Todos hemos experimentado alguna vez el deseo de ser mejores: mejores en la familia, mejores en el trabajo, en las diversas circunstancias que manejamos o que nos manejan.
Sin embargo vemos como nuestros propósitos de bien sucumben ante una falta de vida interior, esto es, de unión con el que nos hace fuertes y capaces de progreso en nuestro entorno: Dios. Por eso, hoy en día, hay tantas cuestiones que naufragan a pesar de nuestra buena voluntad, porque no somos fuertes para resistir y aún menos para perseverar. Desengaños y fracasos son el pan nuestro de cada día, junto con pequeñas victorias que nos animan a continuar con pequeñas y grandes metas.
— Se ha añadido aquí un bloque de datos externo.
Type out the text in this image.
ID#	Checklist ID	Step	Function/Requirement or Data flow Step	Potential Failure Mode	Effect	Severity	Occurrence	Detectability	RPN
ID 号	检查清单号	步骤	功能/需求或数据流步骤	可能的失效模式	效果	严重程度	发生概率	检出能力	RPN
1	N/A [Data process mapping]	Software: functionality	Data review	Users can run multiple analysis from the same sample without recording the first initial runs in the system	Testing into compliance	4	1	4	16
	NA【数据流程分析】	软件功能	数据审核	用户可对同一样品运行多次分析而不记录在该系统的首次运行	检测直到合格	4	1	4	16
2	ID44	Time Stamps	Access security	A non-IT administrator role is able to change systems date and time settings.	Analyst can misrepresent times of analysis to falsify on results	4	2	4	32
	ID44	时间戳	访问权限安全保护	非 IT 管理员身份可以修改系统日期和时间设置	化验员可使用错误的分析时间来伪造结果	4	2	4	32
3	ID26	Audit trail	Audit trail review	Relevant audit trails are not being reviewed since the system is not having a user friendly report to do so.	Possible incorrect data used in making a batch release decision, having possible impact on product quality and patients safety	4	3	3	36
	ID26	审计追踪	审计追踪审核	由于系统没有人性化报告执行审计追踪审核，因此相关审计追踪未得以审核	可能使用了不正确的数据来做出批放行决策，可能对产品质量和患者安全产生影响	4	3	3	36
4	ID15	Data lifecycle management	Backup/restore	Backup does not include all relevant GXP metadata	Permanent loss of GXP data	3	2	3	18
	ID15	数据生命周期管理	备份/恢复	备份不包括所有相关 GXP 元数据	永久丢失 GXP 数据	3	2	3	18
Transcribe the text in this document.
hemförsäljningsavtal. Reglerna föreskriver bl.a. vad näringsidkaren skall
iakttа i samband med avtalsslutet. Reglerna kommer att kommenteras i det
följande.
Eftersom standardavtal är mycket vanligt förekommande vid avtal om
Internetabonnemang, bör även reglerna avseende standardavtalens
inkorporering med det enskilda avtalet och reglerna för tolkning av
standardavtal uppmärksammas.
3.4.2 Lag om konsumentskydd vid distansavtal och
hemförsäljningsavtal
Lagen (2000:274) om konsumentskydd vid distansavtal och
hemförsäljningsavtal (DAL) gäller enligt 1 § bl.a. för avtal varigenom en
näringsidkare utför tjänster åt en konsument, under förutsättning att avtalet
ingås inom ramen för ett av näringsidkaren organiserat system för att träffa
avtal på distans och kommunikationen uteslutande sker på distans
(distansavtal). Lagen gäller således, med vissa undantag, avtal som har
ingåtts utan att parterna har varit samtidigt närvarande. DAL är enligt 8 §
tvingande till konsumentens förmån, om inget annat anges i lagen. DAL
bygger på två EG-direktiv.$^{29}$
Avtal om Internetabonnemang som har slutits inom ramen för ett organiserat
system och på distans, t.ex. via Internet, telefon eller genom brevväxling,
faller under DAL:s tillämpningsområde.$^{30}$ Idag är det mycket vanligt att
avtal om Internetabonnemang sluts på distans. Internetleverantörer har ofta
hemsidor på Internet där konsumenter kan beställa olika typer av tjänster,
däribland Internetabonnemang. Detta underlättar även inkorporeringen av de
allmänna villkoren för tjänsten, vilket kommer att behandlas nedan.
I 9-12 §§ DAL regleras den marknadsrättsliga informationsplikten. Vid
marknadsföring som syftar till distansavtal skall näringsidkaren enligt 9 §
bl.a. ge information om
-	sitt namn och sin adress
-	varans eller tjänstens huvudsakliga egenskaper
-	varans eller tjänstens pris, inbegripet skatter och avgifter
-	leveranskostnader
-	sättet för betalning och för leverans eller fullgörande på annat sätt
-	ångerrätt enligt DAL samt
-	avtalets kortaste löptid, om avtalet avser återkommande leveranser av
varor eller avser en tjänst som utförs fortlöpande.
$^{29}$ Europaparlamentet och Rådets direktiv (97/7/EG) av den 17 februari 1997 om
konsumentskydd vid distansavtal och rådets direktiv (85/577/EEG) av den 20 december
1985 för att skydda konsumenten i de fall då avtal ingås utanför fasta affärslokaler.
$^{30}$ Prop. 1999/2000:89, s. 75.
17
Pero proponernos algo no significa éxito inmediato, sino que hay que contar con el tiempo y sobre todo con la ayuda de Dios, que es nuestro Padre y nos quiere ver felices, disfrutando de los buenos momentos de la vida pero sin perjudicar a nuestra alma. Por tanto, un equilibrio debe darse en toda persona: el encontrar sentido a la vida y el permanecer unido al Dios eterno que vela por nosotros en espera a que le solicitemos ayuda y reconozcamos todo lo bueno que gracias a Él tenemos.
Virtud y vicio es un tándem que sobrevive en todo mortal a pesar de sus esfuerzos. Es por ello que debemos inclinar la balanza hacia lo que nos acerca a Dios y a su premio eterno: el Cielo, si queremos vivir con plenitud de vida y no con un simple “ir tirando” que nos apoca y nos sume en la desesperación de no tener a nadie que nos sostenga en nuestras diarias dificultades y así aparezcamos hundidos en una mediocridad espiritual, incapaces de levantar nuestros ojos al Cielo en busca de socorro.
Tener a Dios por amigo es tener asegurada la victoria en muchos casos. De ahí la conveniencia de recurrir a Él en todas las ocasiones en las que nos sintamos impotentes de salvar una situación. Esa es la lógica del cambio que debemos seguir si queremos vivir de acuerdo con nuestra dignidad de salvados, puestos por Dios en la Tierra para dar el ciento por uno.